Contrarily to most florigen proteins, GmFT4 and GmFT1a inhibit flowering (Liu et al. 2018). GmFT4 was slightly upregulated in the LJ soybean under SD condition. GmFT4 was reported as a flowering repressor by previous studies and a candidate for the E10 gene in soybean (Samanfar et al. 2017). A study by Zhai et al. (2014) reported that the LJ soybean HX3 showed a relatively high GmFT4 expression under SD condition. This aligns with our study in which the GmFT4 was upregulated under SD in the LJ soybean. Under LD, only two FT genes were differentially expressed in the LJ soybean HX3, and this includes GmFT4 which was slightly downregulated and GmFT1b which was slightly upregulated (Table 3). GmFT1a and GmFT4 were reported to be strongly induced under LD conditions (Liu et al. 2018; Zhang et al. 2016).

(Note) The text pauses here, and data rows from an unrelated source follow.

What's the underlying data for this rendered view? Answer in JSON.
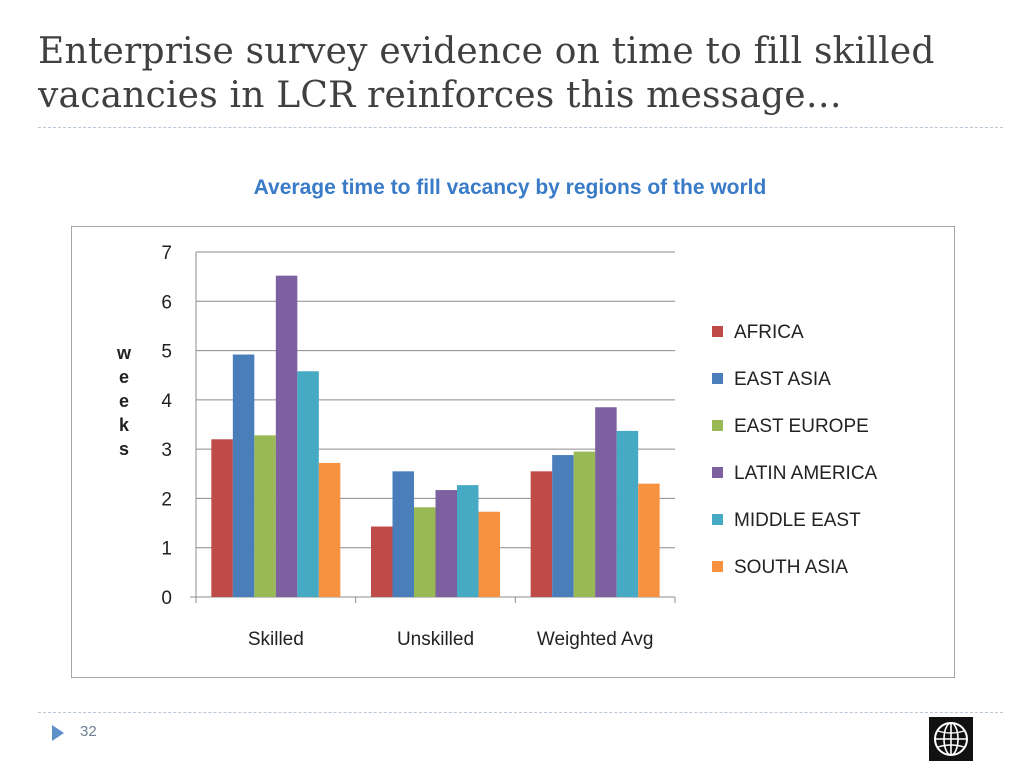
{
  "slide": {
    "title_line1": "Enterprise survey evidence on time to fill skilled",
    "title_line2": "vacancies in LCR reinforces this message…",
    "page_number": "32",
    "heading_color": "#3a7bc8",
    "logo_icon": "world-bank-globe-icon"
  },
  "chart_data": {
    "type": "bar",
    "title": "Average time to fill vacancy by regions of the world",
    "ylabel": "weeks",
    "xlabel": "",
    "categories": [
      "Skilled",
      "Unskilled",
      "Weighted Avg"
    ],
    "ylim": [
      0,
      7
    ],
    "yticks": [
      0,
      1,
      2,
      3,
      4,
      5,
      6,
      7
    ],
    "grid": true,
    "legend_position": "right",
    "series": [
      {
        "name": "AFRICA",
        "color": "#be4b48",
        "values": [
          3.2,
          1.43,
          2.55
        ]
      },
      {
        "name": "EAST ASIA",
        "color": "#4a7ebb",
        "values": [
          4.92,
          2.55,
          2.88
        ]
      },
      {
        "name": "EAST EUROPE",
        "color": "#98b954",
        "values": [
          3.28,
          1.82,
          2.95
        ]
      },
      {
        "name": "LATIN AMERICA",
        "color": "#7d60a0",
        "values": [
          6.52,
          2.17,
          3.85
        ]
      },
      {
        "name": "MIDDLE EAST",
        "color": "#46aac5",
        "values": [
          4.58,
          2.27,
          3.37
        ]
      },
      {
        "name": "SOUTH ASIA",
        "color": "#f69240",
        "values": [
          2.72,
          1.73,
          2.3
        ]
      }
    ]
  }
}
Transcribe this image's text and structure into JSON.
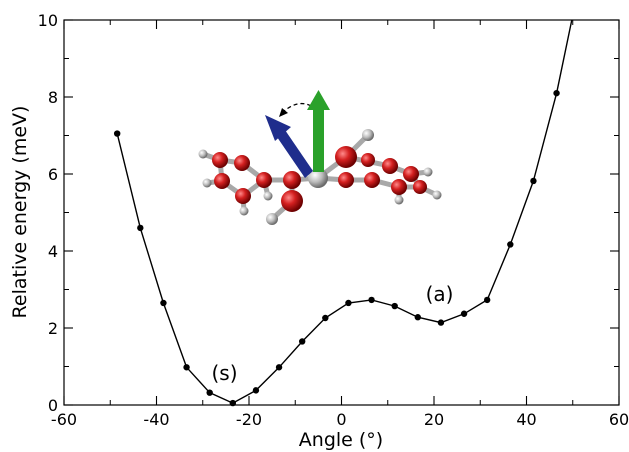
{
  "chart_data": {
    "type": "line",
    "xlabel": "Angle (°)",
    "ylabel": "Relative energy (meV)",
    "xlim": [
      -60,
      60
    ],
    "ylim": [
      0,
      10
    ],
    "x_ticks": [
      "-60",
      "-40",
      "-20",
      "0",
      "20",
      "40",
      "60"
    ],
    "y_ticks": [
      "0",
      "2",
      "4",
      "6",
      "8",
      "10"
    ],
    "grid": false,
    "series": [
      {
        "color": "#000000",
        "points": [
          [
            -48.5,
            7.05
          ],
          [
            -43.5,
            4.6
          ],
          [
            -38.5,
            2.65
          ],
          [
            -33.5,
            0.98
          ],
          [
            -28.5,
            0.32
          ],
          [
            -23.5,
            0.05
          ],
          [
            -18.5,
            0.38
          ],
          [
            -13.5,
            0.98
          ],
          [
            -8.5,
            1.65
          ],
          [
            -3.5,
            2.26
          ],
          [
            1.5,
            2.65
          ],
          [
            6.5,
            2.73
          ],
          [
            11.5,
            2.57
          ],
          [
            16.5,
            2.28
          ],
          [
            21.5,
            2.14
          ],
          [
            26.5,
            2.37
          ],
          [
            31.5,
            2.73
          ],
          [
            36.5,
            4.17
          ],
          [
            41.5,
            5.82
          ],
          [
            46.5,
            8.1
          ]
        ],
        "tail_end": [
          49.8,
          10
        ]
      }
    ],
    "annotations": [
      {
        "text": "(s)",
        "x": -25.3,
        "y": 0.65
      },
      {
        "text": "(a)",
        "x": 21.2,
        "y": 2.7
      }
    ],
    "inset": "molecule-illustration-with-arrows",
    "colors": {
      "atom_red": "#c0161b",
      "atom_gray": "#b8b8b8",
      "arrow_green": "#2aa12a",
      "arrow_blue": "#1f2d8c"
    }
  }
}
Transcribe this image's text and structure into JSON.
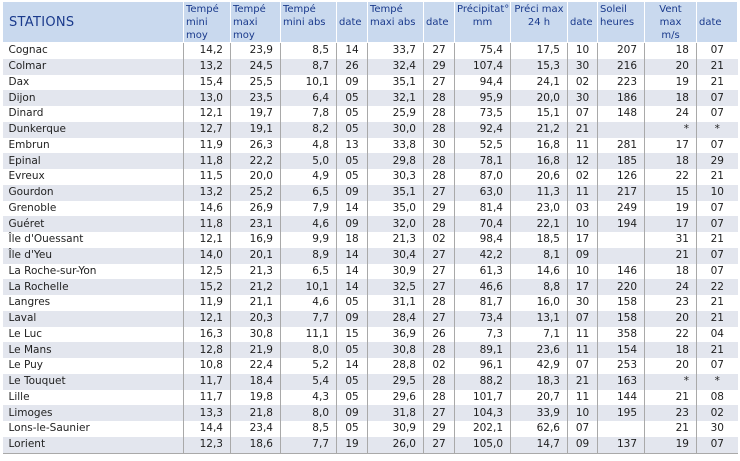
{
  "headers": {
    "stations": "STATIONS",
    "t_mini_moy": [
      "Tempé",
      "mini moy"
    ],
    "t_maxi_moy": [
      "Tempé",
      "maxi moy"
    ],
    "t_mini_abs": [
      "Tempé",
      "mini abs"
    ],
    "date1": "date",
    "t_maxi_abs": [
      "Tempé",
      "maxi abs"
    ],
    "date2": "date",
    "precip": [
      "Précipitat°",
      "mm"
    ],
    "preci_max": [
      "Préci max",
      "24 h"
    ],
    "date3": "date",
    "soleil": [
      "Soleil",
      "heures"
    ],
    "vent": [
      "Vent max",
      "m/s"
    ],
    "date4": "date"
  },
  "rows": [
    [
      "Cognac",
      "14,2",
      "23,9",
      "8,5",
      "14",
      "33,7",
      "27",
      "75,4",
      "17,5",
      "10",
      "207",
      "18",
      "07"
    ],
    [
      "Colmar",
      "13,2",
      "24,5",
      "8,7",
      "26",
      "32,4",
      "29",
      "107,4",
      "15,3",
      "30",
      "216",
      "20",
      "21"
    ],
    [
      "Dax",
      "15,4",
      "25,5",
      "10,1",
      "09",
      "35,1",
      "27",
      "94,4",
      "24,1",
      "02",
      "223",
      "19",
      "21"
    ],
    [
      "Dijon",
      "13,0",
      "23,5",
      "6,4",
      "05",
      "32,1",
      "28",
      "95,9",
      "20,0",
      "30",
      "186",
      "18",
      "07"
    ],
    [
      "Dinard",
      "12,1",
      "19,7",
      "7,8",
      "05",
      "25,9",
      "28",
      "73,5",
      "15,1",
      "07",
      "148",
      "24",
      "07"
    ],
    [
      "Dunkerque",
      "12,7",
      "19,1",
      "8,2",
      "05",
      "30,0",
      "28",
      "92,4",
      "21,2",
      "21",
      "",
      "*",
      "*"
    ],
    [
      "Embrun",
      "11,9",
      "26,3",
      "4,8",
      "13",
      "33,8",
      "30",
      "52,5",
      "16,8",
      "11",
      "281",
      "17",
      "07"
    ],
    [
      "Epinal",
      "11,8",
      "22,2",
      "5,0",
      "05",
      "29,8",
      "28",
      "78,1",
      "16,8",
      "12",
      "185",
      "18",
      "29"
    ],
    [
      "Evreux",
      "11,5",
      "20,0",
      "4,9",
      "05",
      "30,3",
      "28",
      "87,0",
      "20,6",
      "02",
      "126",
      "22",
      "21"
    ],
    [
      "Gourdon",
      "13,2",
      "25,2",
      "6,5",
      "09",
      "35,1",
      "27",
      "63,0",
      "11,3",
      "11",
      "217",
      "15",
      "10"
    ],
    [
      "Grenoble",
      "14,6",
      "26,9",
      "7,9",
      "14",
      "35,0",
      "29",
      "81,4",
      "23,0",
      "03",
      "249",
      "19",
      "07"
    ],
    [
      "Guéret",
      "11,8",
      "23,1",
      "4,6",
      "09",
      "32,0",
      "28",
      "70,4",
      "22,1",
      "10",
      "194",
      "17",
      "07"
    ],
    [
      "Île d'Ouessant",
      "12,1",
      "16,9",
      "9,9",
      "18",
      "21,3",
      "02",
      "98,4",
      "18,5",
      "17",
      "",
      "31",
      "21"
    ],
    [
      "Île d'Yeu",
      "14,0",
      "20,1",
      "8,9",
      "14",
      "30,4",
      "27",
      "42,2",
      "8,1",
      "09",
      "",
      "21",
      "07"
    ],
    [
      "La Roche-sur-Yon",
      "12,5",
      "21,3",
      "6,5",
      "14",
      "30,9",
      "27",
      "61,3",
      "14,6",
      "10",
      "146",
      "18",
      "07"
    ],
    [
      "La Rochelle",
      "15,2",
      "21,2",
      "10,1",
      "14",
      "32,5",
      "27",
      "46,6",
      "8,8",
      "17",
      "220",
      "24",
      "22"
    ],
    [
      "Langres",
      "11,9",
      "21,1",
      "4,6",
      "05",
      "31,1",
      "28",
      "81,7",
      "16,0",
      "30",
      "158",
      "23",
      "21"
    ],
    [
      "Laval",
      "12,1",
      "20,3",
      "7,7",
      "09",
      "28,4",
      "27",
      "73,4",
      "13,1",
      "07",
      "158",
      "20",
      "21"
    ],
    [
      "Le Luc",
      "16,3",
      "30,8",
      "11,1",
      "15",
      "36,9",
      "26",
      "7,3",
      "7,1",
      "11",
      "358",
      "22",
      "04"
    ],
    [
      "Le Mans",
      "12,8",
      "21,9",
      "8,0",
      "05",
      "30,8",
      "28",
      "89,1",
      "23,6",
      "11",
      "154",
      "18",
      "21"
    ],
    [
      "Le Puy",
      "10,8",
      "22,4",
      "5,2",
      "14",
      "28,8",
      "02",
      "96,1",
      "42,9",
      "07",
      "253",
      "20",
      "07"
    ],
    [
      "Le Touquet",
      "11,7",
      "18,4",
      "5,4",
      "05",
      "29,5",
      "28",
      "88,2",
      "18,3",
      "21",
      "163",
      "*",
      "*"
    ],
    [
      "Lille",
      "11,7",
      "19,8",
      "4,3",
      "05",
      "29,6",
      "28",
      "101,7",
      "20,7",
      "11",
      "144",
      "21",
      "08"
    ],
    [
      "Limoges",
      "13,3",
      "21,8",
      "8,0",
      "09",
      "31,8",
      "27",
      "104,3",
      "33,9",
      "10",
      "195",
      "23",
      "02"
    ],
    [
      "Lons-le-Saunier",
      "14,4",
      "23,4",
      "8,5",
      "05",
      "30,9",
      "29",
      "202,1",
      "62,6",
      "07",
      "",
      "21",
      "30"
    ],
    [
      "Lorient",
      "12,3",
      "18,6",
      "7,7",
      "19",
      "26,0",
      "27",
      "105,0",
      "14,7",
      "09",
      "137",
      "19",
      "07"
    ]
  ],
  "colors": {
    "header_bg": "#c9d9ee",
    "header_text": "#1a3a8c",
    "stripe": "#e3e6ee"
  }
}
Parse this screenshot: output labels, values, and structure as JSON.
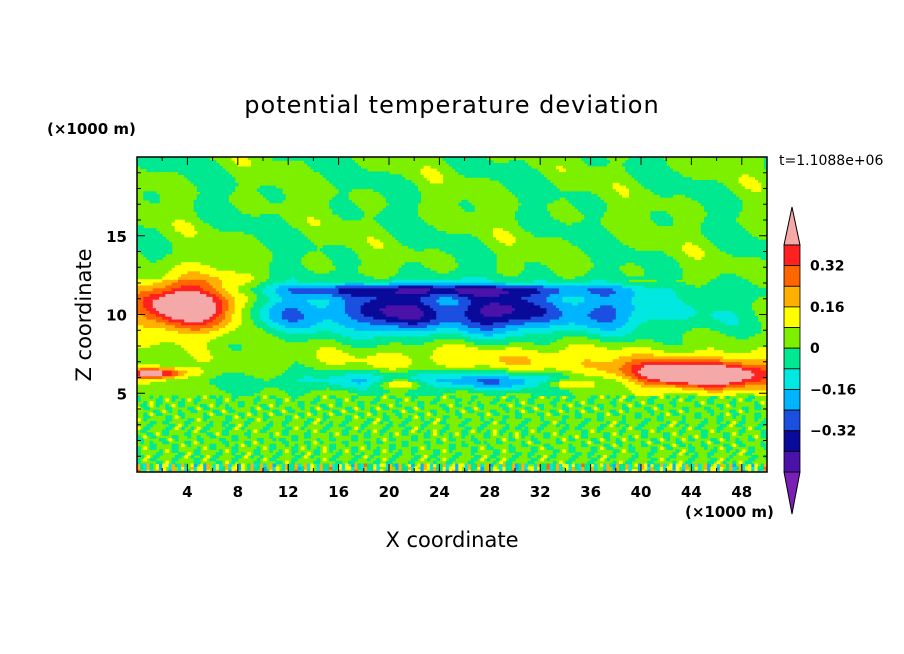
{
  "chart_data": {
    "type": "heatmap",
    "title": "potential temperature deviation",
    "xlabel": "X coordinate",
    "ylabel": "Z coordinate",
    "x_unit": "(×1000 m)",
    "y_unit": "(×1000 m)",
    "time_label": "t=1.1088e+06",
    "xlim": [
      0,
      50
    ],
    "ylim": [
      0,
      20
    ],
    "x_ticks": [
      "4",
      "8",
      "12",
      "16",
      "20",
      "24",
      "28",
      "32",
      "36",
      "40",
      "44",
      "48"
    ],
    "y_ticks": [
      "5",
      "10",
      "15"
    ],
    "colorbar": {
      "levels": [
        -0.48,
        -0.4,
        -0.32,
        -0.24,
        -0.16,
        -0.08,
        0,
        0.08,
        0.16,
        0.24,
        0.32,
        0.4,
        0.48
      ],
      "colors": [
        "#7a1fb5",
        "#4a12a8",
        "#0a0a9a",
        "#1a4fe0",
        "#00b5ff",
        "#00e8e0",
        "#00e890",
        "#7df000",
        "#ffff00",
        "#ffb000",
        "#ff6600",
        "#ff2020",
        "#f4a8a8"
      ],
      "labels": [
        "0.32",
        "0.16",
        "0",
        "−0.16",
        "−0.32"
      ],
      "label_values": [
        0.32,
        0.16,
        0,
        -0.16,
        -0.32
      ]
    }
  }
}
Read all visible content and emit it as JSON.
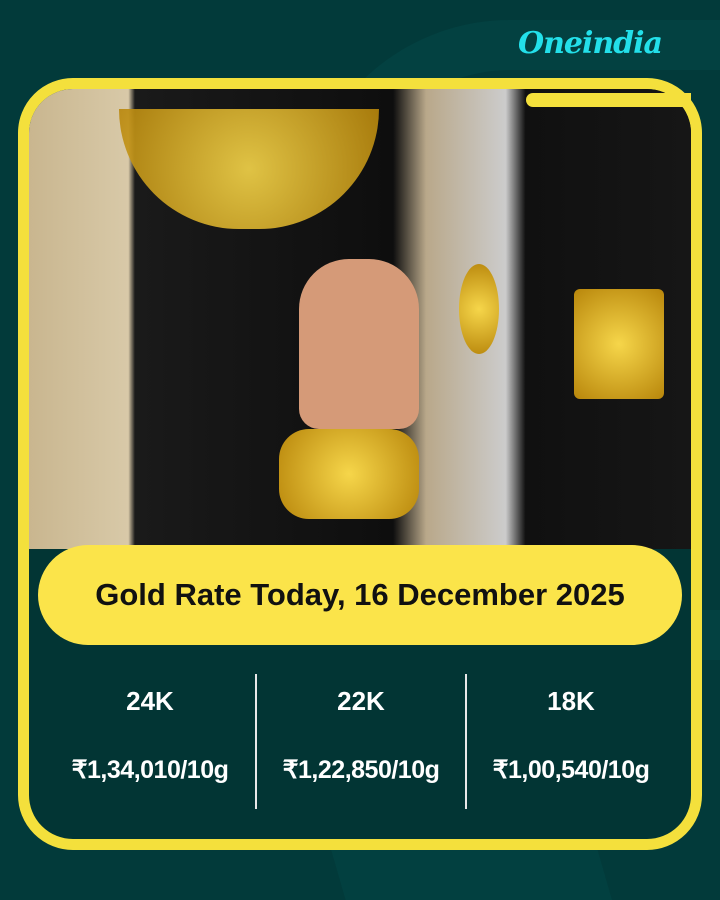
{
  "brand": {
    "logo_text": "Oneindia",
    "accent": "#23e0ea"
  },
  "colors": {
    "background": "#023a3a",
    "frame": "#f4e03c",
    "pill": "#fbe44a"
  },
  "photo": {
    "subject": "gold-jewellery-photo"
  },
  "title": "Gold Rate Today, 16 December 2025",
  "rates": [
    {
      "karat": "24K",
      "price": "₹1,34,010/10g"
    },
    {
      "karat": "22K",
      "price": "₹1,22,850/10g"
    },
    {
      "karat": "18K",
      "price": "₹1,00,540/10g"
    }
  ]
}
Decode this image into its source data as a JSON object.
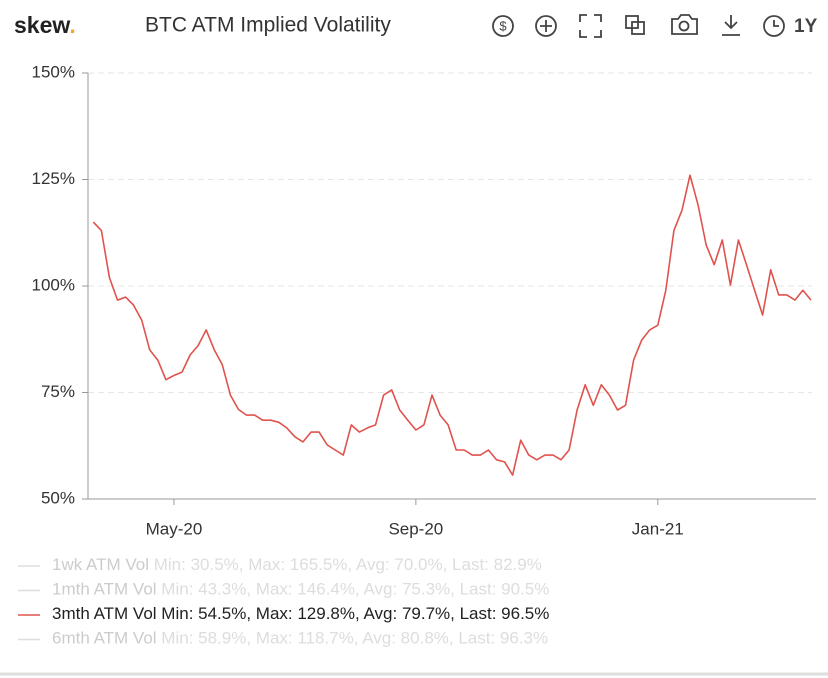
{
  "header": {
    "logo": "skew",
    "logo_dot": ".",
    "currency_icon": "$",
    "range": "1Y"
  },
  "chart_data": {
    "type": "line",
    "title": "BTC ATM Implied Volatility",
    "categories": [
      null,
      null,
      null,
      null,
      null,
      null,
      null,
      null,
      null,
      null,
      "May-20",
      null,
      null,
      null,
      null,
      null,
      null,
      null,
      null,
      null,
      null,
      null,
      null,
      null,
      null,
      null,
      null,
      null,
      null,
      null,
      null,
      null,
      null,
      null,
      null,
      null,
      null,
      null,
      null,
      null,
      "Sep-20",
      null,
      null,
      null,
      null,
      null,
      null,
      null,
      null,
      null,
      null,
      null,
      null,
      null,
      null,
      null,
      null,
      null,
      null,
      null,
      null,
      null,
      null,
      null,
      null,
      null,
      null,
      null,
      null,
      null,
      "Jan-21",
      null,
      null,
      null,
      null,
      null,
      null,
      null,
      null,
      null,
      null,
      null,
      null,
      null,
      null,
      null,
      null,
      null,
      null,
      null
    ],
    "series": [
      {
        "name": "3mth ATM Vol",
        "color": "#e0534d",
        "values": [
          115,
          113,
          102,
          96.7,
          97.4,
          95.5,
          92,
          85,
          82.6,
          78,
          79,
          79.8,
          83.8,
          86,
          89.7,
          85,
          81.5,
          74.4,
          71,
          69.7,
          69.7,
          68.5,
          68.5,
          68,
          66.7,
          64.6,
          63.4,
          65.7,
          65.7,
          62.7,
          61.5,
          60.3,
          67.4,
          65.7,
          66.7,
          67.4,
          74.4,
          75.6,
          70.9,
          68.5,
          66.2,
          67.4,
          74.4,
          69.7,
          67.4,
          61.5,
          61.5,
          60.3,
          60.3,
          61.5,
          59.2,
          58.7,
          55.6,
          63.8,
          60.3,
          59.2,
          60.3,
          60.3,
          59.2,
          61.5,
          70.9,
          76.8,
          72,
          76.8,
          74.4,
          70.9,
          72,
          82.6,
          87.3,
          89.7,
          90.8,
          99,
          113,
          117.8,
          126,
          119,
          109.6,
          105,
          110.8,
          100.2,
          110.8,
          105,
          99,
          93.2,
          103.8,
          97.9,
          97.9,
          96.7,
          99,
          96.7
        ]
      }
    ],
    "ylim": [
      50,
      150
    ],
    "yticks": [
      {
        "value": 50,
        "label": "50%"
      },
      {
        "value": 75,
        "label": "75%"
      },
      {
        "value": 100,
        "label": "100%"
      },
      {
        "value": 125,
        "label": "125%"
      },
      {
        "value": 150,
        "label": "150%"
      }
    ],
    "grid": true,
    "legend": [
      {
        "name": "1wk ATM Vol",
        "stats": "Min: 30.5%, Max: 165.5%, Avg: 70.0%, Last: 82.9%",
        "active": false
      },
      {
        "name": "1mth ATM Vol",
        "stats": "Min: 43.3%, Max: 146.4%, Avg: 75.3%, Last: 90.5%",
        "active": false
      },
      {
        "name": "3mth ATM Vol",
        "stats": "Min: 54.5%, Max: 129.8%, Avg: 79.7%, Last: 96.5%",
        "active": true
      },
      {
        "name": "6mth ATM Vol",
        "stats": "Min: 58.9%, Max: 118.7%, Avg: 80.8%, Last: 96.3%",
        "active": false
      }
    ]
  }
}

The other circadian clock genes such as PRR7, PRR5, CRY1, CRY1a, and Novel 03,244 (Gigantea like protein) were slightly upregulated in the LJ soybean HX3 under LD (Table 3). PRRs are important parts of transcriptional circadian networks in plants (Farre and Liu 2013). Li et al. (2020a, b) reported that the PRR3 and its homologue PRR7 may be involved in flowering regulation through the circadian pathway. CRY is the photolyase-related blue-light receptors that regulate plant’s responses to light and the circadian clock major evolutionary lineages (Schmitz et al. 2005). During the shift from the vegetative to reproductive phases, the biological circadian clock genes PRR5, PRR7, and SPA1, act on the downstream gene CRY2 to affect the flowering process in Arabidopsis (Nakamichi et al. 2010; Weidler et al. 2012). CRY2 regulates photoperiodic flowering in Arabidopsis; however, in soybean, CRY1a is reported to be one of the major regulators of photoperiodic flowering in soybean (Jung et al. 2012). GIGANTEA protein in Arabidopsis was reported to play multiple roles in the circadian clock and flowering (Watanabe et al. 2011) but its role in soybean has not been fully understood.

Conclusion

We compared changes in the expression of circadian clock flowering related genes in a natural LJ soybean variety with a loss of function allele for the J gene and a transgenic line with the overexpressed gene under different photoperiods. Analysis of the RNA-Seq data shows that the delayed flowering under SD may be as a result of the down-regulation of GmELF3a together with some key FT genes in the LJ soybean under SD condition. Our study adds to the evidence emerging that FT genes may also be implicated in the LJ trait in soybean under SD. Future studies should explore the non-flowering of both the LJ soybean HX3 and transgenic line under LD condition to identify the genes involved. This will contribute to the knowledge gap in flowering time regulation in soybean under tropical conditions.